Given that we’re in the middle of the Summer Olympics the most exciting High Performance reference was in Wired’s article, One One-Hundredth of a Second Faster: Building Better Olympic Athletes. The article itself is intriguing, discussing the role of technology in athletic competition. What really caught my eye was the mention of two people with the title of Director of High Performance:

  • Andy Walshe, former US Ski Team sports science director, is Red Bull’s Director of High Performance. (Red Bull sponsors Lolo Jones to the tune of 22 scientists and technicians with 40 motion-capture cameras.)
  • Peter Vint is Director of High Performance for the US Olympic Committee.

Given that Velocity Europe 2012 is being held in London (Oct 2-4) I’m trying to contact Andy and Peter to see if they’d like to deliver a keynote address. (If you know either of them please contact me to help make an introduction.) Although athletic performance and web performance are different disciplines, they have in common the process of defining a success function, gathering metrics, and analyzing data to identify best practices for optimizing performance. In both worlds hundredths of a second can make the difference between success and failure.


6 Responses to High Performance everywhere

  1. I’ve been noticing the phase “high performance” in advertising and wondered if it was a coincidence.

  2. Hi Steve,

    I ran some optimization of the images in this blogpost, and I saw the first image can save 80kb (23.63% decrease), 2nd image can save around 32kb (49.43%), and last image can save almost 34kb which is 52.72% :D

  3. @Lucas: I resized the images in Preview on my Macbook so that’s unfortunate that it produces oversized images. But it seems like your reductions are significantly greater than those suggested by Page Speed. Did you use lossy techniques? If not, please provide the specific steps for those size reductions.

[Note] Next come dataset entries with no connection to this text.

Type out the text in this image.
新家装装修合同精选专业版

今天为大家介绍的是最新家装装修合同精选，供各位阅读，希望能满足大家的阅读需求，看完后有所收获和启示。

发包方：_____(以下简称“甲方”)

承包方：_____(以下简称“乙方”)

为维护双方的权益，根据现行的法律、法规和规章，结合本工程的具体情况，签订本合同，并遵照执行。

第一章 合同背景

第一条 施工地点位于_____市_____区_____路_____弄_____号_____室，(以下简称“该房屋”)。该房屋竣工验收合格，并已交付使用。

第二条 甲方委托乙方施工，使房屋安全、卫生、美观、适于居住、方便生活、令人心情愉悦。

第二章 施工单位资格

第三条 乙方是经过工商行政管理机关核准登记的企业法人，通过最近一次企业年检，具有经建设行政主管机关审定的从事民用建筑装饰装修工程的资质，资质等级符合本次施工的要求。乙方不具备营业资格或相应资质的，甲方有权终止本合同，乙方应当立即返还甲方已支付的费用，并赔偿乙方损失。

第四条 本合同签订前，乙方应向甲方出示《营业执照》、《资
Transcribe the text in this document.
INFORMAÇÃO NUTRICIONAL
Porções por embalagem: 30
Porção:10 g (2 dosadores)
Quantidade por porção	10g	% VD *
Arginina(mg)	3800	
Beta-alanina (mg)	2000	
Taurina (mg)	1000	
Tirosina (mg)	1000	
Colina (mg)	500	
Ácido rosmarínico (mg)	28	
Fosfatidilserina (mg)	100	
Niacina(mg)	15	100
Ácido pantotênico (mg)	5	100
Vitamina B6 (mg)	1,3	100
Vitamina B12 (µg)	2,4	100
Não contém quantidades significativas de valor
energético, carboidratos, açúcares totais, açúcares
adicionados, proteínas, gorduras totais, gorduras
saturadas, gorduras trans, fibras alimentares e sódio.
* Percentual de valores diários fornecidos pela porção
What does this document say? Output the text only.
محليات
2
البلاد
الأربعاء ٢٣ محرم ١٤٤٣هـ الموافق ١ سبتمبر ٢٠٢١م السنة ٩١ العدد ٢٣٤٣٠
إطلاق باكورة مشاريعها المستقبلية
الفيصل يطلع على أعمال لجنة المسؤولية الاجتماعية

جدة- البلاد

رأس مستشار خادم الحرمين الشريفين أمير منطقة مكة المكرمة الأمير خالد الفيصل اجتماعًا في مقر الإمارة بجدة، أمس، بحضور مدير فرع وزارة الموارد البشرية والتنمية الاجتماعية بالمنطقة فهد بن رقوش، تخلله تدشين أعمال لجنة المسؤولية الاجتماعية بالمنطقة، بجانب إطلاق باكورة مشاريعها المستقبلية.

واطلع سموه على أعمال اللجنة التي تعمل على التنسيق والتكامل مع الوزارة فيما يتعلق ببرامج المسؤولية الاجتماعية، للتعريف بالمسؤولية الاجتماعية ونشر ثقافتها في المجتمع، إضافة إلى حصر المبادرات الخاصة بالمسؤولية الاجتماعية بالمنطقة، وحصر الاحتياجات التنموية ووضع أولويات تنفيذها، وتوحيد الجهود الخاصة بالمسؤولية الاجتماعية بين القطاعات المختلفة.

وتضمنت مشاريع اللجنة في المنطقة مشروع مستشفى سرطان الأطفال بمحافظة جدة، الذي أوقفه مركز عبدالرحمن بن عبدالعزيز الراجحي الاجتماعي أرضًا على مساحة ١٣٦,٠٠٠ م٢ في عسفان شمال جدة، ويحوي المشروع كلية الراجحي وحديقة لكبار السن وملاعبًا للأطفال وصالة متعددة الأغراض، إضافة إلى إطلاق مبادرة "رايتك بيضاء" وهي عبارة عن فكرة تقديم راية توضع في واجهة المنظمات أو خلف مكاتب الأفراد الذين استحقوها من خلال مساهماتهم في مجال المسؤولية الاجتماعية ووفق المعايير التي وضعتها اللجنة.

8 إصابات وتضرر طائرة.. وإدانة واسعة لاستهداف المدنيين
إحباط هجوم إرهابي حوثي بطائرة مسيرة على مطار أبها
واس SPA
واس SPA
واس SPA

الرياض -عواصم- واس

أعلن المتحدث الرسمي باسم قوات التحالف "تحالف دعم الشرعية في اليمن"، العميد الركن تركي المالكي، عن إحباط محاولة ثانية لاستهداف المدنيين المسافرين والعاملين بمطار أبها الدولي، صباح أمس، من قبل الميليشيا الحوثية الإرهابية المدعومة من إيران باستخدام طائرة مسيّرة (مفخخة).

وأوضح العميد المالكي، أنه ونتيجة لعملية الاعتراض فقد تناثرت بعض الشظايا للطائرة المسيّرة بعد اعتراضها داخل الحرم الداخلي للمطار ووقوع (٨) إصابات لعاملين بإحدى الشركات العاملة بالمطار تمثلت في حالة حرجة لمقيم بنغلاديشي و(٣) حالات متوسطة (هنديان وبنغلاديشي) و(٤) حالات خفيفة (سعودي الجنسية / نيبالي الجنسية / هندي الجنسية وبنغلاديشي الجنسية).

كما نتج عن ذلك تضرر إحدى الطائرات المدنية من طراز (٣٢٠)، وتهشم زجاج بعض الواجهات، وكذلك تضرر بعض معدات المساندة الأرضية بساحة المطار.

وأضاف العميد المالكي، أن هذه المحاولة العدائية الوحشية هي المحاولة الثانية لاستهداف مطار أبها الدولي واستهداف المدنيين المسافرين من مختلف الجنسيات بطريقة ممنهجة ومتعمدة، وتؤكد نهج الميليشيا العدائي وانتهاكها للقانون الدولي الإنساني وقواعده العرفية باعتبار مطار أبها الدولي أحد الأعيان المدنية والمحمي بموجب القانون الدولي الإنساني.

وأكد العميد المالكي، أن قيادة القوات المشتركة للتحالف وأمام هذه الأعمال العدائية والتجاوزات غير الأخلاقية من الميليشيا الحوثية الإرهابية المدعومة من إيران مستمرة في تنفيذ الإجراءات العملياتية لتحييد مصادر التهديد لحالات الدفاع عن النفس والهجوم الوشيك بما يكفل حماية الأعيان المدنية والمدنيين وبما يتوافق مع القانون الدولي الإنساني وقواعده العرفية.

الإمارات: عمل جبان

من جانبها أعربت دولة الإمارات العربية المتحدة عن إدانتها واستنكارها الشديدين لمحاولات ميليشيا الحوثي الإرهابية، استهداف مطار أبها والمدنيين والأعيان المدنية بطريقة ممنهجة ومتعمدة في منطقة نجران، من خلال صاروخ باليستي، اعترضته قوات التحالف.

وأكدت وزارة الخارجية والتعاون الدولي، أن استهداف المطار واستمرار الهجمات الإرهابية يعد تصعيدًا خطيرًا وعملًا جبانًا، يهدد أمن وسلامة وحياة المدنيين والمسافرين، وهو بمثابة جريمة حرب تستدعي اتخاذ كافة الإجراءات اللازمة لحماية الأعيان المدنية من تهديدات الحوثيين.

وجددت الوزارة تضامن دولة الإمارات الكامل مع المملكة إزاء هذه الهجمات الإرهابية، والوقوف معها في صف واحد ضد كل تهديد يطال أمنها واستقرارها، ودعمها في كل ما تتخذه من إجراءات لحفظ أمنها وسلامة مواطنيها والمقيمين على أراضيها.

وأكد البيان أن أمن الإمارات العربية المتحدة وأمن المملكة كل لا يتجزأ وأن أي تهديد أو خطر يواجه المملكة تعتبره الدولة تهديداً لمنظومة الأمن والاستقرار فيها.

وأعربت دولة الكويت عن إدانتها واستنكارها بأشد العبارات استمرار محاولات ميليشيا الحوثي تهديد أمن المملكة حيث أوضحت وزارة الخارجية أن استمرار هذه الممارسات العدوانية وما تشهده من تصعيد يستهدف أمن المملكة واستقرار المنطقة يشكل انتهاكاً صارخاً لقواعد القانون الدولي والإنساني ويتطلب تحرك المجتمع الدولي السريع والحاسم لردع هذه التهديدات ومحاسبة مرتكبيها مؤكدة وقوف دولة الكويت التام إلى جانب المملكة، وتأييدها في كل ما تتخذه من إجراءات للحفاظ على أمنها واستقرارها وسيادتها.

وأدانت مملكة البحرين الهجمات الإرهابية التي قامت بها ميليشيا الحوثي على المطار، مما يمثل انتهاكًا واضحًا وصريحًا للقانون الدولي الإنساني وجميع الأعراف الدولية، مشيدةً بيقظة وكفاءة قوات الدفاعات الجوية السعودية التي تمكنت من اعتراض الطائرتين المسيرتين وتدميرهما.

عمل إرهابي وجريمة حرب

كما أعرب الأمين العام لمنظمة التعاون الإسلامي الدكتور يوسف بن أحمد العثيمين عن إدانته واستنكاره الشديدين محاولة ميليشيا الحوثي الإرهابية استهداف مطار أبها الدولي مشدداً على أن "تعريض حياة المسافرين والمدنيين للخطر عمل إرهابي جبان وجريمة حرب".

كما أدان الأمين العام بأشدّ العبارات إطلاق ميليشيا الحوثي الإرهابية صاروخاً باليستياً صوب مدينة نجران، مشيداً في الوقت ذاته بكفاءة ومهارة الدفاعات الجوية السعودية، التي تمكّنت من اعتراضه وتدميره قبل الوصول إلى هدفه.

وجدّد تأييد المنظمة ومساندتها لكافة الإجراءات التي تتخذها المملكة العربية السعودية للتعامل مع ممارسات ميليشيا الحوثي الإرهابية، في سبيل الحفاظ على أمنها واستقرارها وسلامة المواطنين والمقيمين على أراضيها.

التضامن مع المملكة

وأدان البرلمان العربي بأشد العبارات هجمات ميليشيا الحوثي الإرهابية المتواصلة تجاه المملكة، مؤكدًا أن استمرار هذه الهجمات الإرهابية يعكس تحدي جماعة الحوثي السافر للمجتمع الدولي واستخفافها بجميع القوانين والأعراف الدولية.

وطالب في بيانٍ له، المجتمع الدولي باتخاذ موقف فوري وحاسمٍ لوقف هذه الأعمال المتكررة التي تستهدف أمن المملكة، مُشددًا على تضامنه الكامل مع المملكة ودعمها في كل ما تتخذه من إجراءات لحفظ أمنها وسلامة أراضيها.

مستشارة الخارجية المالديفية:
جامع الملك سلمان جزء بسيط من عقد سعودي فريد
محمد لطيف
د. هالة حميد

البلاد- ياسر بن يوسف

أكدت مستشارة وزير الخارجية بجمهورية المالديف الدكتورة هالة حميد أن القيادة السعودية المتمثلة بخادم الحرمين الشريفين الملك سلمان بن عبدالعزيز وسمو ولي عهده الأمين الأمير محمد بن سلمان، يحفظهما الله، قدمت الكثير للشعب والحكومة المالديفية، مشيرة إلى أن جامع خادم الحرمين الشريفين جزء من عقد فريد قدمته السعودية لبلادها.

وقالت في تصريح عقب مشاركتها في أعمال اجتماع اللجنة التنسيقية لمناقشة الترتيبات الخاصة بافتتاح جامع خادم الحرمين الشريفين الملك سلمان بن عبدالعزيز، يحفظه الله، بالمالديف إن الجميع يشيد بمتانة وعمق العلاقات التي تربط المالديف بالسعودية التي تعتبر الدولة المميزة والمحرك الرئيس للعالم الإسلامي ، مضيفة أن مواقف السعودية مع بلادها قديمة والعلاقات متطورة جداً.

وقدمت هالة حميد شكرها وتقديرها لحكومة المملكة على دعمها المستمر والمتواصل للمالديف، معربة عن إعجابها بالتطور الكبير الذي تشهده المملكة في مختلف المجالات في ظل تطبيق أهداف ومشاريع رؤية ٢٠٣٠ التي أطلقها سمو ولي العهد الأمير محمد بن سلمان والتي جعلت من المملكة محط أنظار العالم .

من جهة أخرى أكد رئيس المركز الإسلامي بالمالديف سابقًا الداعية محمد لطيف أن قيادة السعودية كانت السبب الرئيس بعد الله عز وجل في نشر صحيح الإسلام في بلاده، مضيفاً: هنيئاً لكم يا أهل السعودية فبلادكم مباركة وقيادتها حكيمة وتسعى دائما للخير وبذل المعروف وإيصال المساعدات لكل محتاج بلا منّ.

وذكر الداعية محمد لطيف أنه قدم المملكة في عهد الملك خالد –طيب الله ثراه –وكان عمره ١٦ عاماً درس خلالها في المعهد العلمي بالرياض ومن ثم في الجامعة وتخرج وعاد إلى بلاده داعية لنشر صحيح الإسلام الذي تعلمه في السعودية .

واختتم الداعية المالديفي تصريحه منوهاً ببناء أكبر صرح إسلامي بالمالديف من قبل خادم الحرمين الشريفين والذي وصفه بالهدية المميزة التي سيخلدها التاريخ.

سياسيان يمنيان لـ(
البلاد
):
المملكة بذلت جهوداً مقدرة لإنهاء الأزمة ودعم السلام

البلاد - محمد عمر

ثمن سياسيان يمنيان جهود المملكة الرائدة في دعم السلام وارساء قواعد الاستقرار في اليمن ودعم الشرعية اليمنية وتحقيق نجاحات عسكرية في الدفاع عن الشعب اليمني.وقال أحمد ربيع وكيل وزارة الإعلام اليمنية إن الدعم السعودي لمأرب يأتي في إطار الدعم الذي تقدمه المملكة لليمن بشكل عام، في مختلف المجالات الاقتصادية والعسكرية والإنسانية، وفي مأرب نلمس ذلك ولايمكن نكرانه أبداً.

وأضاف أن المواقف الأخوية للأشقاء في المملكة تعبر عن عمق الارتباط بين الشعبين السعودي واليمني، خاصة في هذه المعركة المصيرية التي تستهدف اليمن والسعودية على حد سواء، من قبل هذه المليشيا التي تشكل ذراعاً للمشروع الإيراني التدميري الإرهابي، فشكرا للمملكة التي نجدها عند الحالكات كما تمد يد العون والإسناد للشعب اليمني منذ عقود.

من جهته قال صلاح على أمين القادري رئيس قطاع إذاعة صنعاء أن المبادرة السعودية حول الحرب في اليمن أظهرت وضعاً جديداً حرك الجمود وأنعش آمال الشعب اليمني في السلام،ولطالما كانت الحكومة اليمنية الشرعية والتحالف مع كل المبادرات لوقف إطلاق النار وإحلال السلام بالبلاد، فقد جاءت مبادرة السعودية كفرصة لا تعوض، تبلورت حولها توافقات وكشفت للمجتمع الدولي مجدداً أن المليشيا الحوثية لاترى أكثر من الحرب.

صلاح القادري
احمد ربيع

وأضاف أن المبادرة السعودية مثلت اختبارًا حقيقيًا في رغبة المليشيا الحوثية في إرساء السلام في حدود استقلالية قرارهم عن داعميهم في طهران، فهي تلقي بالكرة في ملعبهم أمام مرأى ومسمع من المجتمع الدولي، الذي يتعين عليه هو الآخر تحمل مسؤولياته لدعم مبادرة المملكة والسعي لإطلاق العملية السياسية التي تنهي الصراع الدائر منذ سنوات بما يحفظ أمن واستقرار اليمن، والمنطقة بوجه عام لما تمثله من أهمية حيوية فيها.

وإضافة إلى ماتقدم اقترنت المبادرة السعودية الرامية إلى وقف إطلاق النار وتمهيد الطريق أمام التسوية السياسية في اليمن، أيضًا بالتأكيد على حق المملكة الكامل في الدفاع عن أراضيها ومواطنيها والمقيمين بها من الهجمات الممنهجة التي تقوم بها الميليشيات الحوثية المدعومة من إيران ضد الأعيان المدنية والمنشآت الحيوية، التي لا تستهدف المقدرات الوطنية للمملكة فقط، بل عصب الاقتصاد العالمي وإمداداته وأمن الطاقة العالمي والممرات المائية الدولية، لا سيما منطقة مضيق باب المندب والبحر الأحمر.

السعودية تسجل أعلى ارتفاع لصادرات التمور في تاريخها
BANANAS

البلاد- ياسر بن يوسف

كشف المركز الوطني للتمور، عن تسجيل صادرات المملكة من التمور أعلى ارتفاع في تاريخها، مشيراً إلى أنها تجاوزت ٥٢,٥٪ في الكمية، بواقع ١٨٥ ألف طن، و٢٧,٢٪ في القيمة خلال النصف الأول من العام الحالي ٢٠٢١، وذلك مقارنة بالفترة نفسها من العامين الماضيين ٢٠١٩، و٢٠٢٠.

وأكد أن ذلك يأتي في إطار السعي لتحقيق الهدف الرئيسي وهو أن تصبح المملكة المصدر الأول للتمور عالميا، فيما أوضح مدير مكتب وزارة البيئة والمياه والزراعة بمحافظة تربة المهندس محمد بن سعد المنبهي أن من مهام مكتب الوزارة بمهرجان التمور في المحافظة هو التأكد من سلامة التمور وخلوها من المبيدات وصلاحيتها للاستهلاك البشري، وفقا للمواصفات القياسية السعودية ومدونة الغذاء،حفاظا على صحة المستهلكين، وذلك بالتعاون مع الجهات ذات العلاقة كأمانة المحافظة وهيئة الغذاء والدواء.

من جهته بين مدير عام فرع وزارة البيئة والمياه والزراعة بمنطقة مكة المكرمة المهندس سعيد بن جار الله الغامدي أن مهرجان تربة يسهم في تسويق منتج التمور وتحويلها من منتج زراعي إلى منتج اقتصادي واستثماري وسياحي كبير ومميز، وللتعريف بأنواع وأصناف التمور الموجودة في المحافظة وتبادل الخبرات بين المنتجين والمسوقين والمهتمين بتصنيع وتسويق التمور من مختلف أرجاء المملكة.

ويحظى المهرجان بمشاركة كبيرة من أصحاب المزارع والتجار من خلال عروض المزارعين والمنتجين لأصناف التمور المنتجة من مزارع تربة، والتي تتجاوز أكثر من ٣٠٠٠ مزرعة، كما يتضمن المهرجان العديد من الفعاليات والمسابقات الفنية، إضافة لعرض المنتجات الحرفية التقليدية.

  4. For the jpg images I used a lossy optimization using jpegoptim at 80%.

    Then PNG itself, was lossless, and was done using advpng for optimizations (which was 80kb). (I used the commandline tool, to speed up the process to about 11 seconds in totalt for all 3 images).

  5. Glad to see the High Performance mentality spreading. :-)

  6. @Lucas & @Steve: page speed doesn’t pick up on the Accenture image because it’s full-colour PNG. But, as with the other images, it actually has a fairly restricted colour range and is a good candidate for an indexed image. JPEG will squeeze it to about 40 kB but you have to be careful that the white text doesn’t go blue. webp brings it down to 25 kB with no loss of quality.

    I suspect the Stanford image would compress heavily as an indexed bitmap if you have the original. While the Lolo Jones image can also be shrunk, the biggest improvement for the page would be to put the images into sprites as mod_pagespeed does.

    @Steve: Accenture has been using the claim of “High performance. Delivered” since it was forcibly renamed from Andersen Consulting. As an outsourcing joint of dubious reputation I’m not sure if the claim is justified.

    HPC, standing for High Performance Computing, is the successor to the super computers of the 80s and 90s as embodied by the Top 500 list.

    Linguistically, performance is sufficiently vague as to be ideally suitable for marketing campaigns whether it be for Intel’s power-guzzling chips or their ARM antithesis; Oracle promises more performance than IBM but had to withdraw the advert. The ineluctable reference to theatre just brings the necessary irony so that looking for any kind of meme would be embarrassing. Nevertheless, I think your suggestions for the Velocity keynotes would be very interesting.